CODEWITHSUNDEEP
c++stdstdstringostream
luk32
luk32

Reputation: 16080

std::ostream::operator<< not defined for std::string?

I have stumbled upon an error for which I cannot grasp the reason.

I think it basically gets down to this error:

 error: no matching function for call to ‘std::basic_ostream<char>::operator<<(const std::basic_string<char>&)’

I looked into specification on www.cplusplus.com and indeed it says there is no definition for std::ostream::operator<< with std::string as an argument.

My question is, what happens when one writes std_ostream_instance << std_fancy_string;. I believe it is one of the most common invocations ( e.g. std::out << std::string("Hello world!") ) next to const char*.
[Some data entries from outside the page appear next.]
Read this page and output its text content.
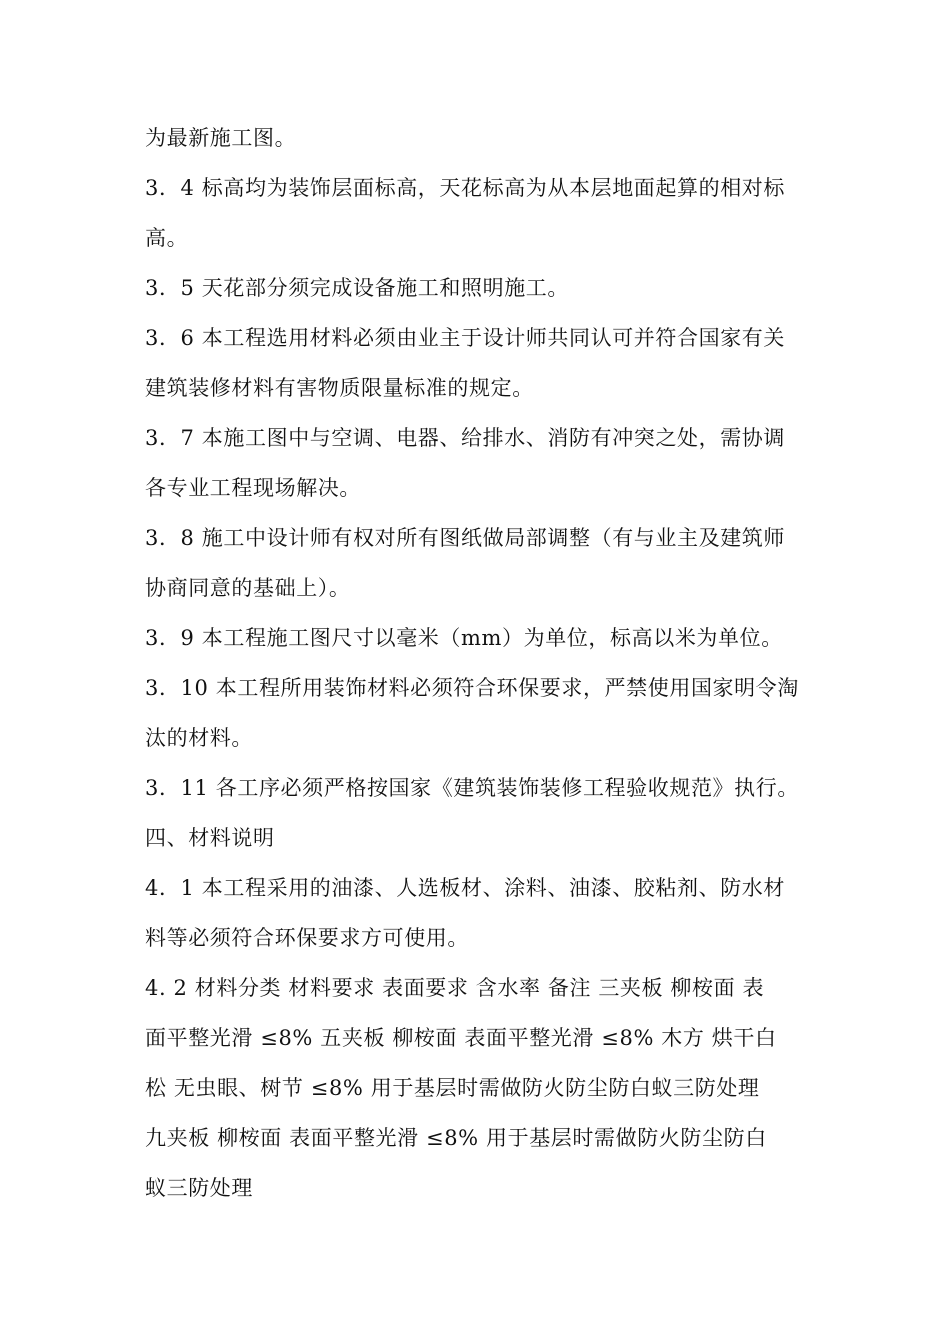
为最新施工图。
3．4 标高均为装饰层面标高，天花标高为从本层地面起算的相对标
高。
3．5 天花部分须完成设备施工和照明施工。
3．6 本工程选用材料必须由业主于设计师共同认可并符合国家有关
建筑装修材料有害物质限量标准的规定。
3．7 本施工图中与空调、电器、给排水、消防有冲突之处，需协调
各专业工程现场解决。
3．8 施工中设计师有权对所有图纸做局部调整（有与业主及建筑师
协商同意的基础上）。
3．9 本工程施工图尺寸以毫米（mm）为单位，标高以米为单位。
3．10 本工程所用装饰材料必须符合环保要求，严禁使用国家明令淘
汰的材料。
3．11 各工序必须严格按国家《建筑装饰装修工程验收规范》执行。
四、材料说明
4．1 本工程采用的油漆、人选板材、涂料、油漆、胶粘剂、防水材
料等必须符合环保要求方可使用。
4. 2 材料分类 材料要求 表面要求 含水率 备注 三夹板 柳桉面 表
面平整光滑 ≤8% 五夹板 柳桉面 表面平整光滑 ≤8% 木方 烘干白
松 无虫眼、树节 ≤8% 用于基层时需做防火防尘防白蚁三防处理
九夹板 柳桉面 表面平整光滑 ≤8% 用于基层时需做防火防尘防白
蚁三防处理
The error originates from these lines:

template<typename T> 
void Log::_log(const T& msg)
{  _sink->operator<<( msg ); }

_sink is defied as std::ostream* There are some wrapping functions around but it breaks here.

I think I could work around by writing 

template<> 
void Log::_log<std::string>(const std::string& msg) {
  _sink->operator<<( msg.c_str() );
}

since there is ostream& operator<< (ostream& out, const unsigned char* s ); defined by default.

I just see no reason why it is not guessed automatically since it clearly works in simple use like cout << any_std_string.

Not sure if this is relevant but I want to be able to pass down through my log functions anything than can be handled by std::ostream. I used explicit non-templated declarations but decided to move to template for log(const T& anything_to_log) to refacator it. It seemed plain stupid to have 5+ overloads. I get the error when I try compiling something like Log::log( std::string("test case") ).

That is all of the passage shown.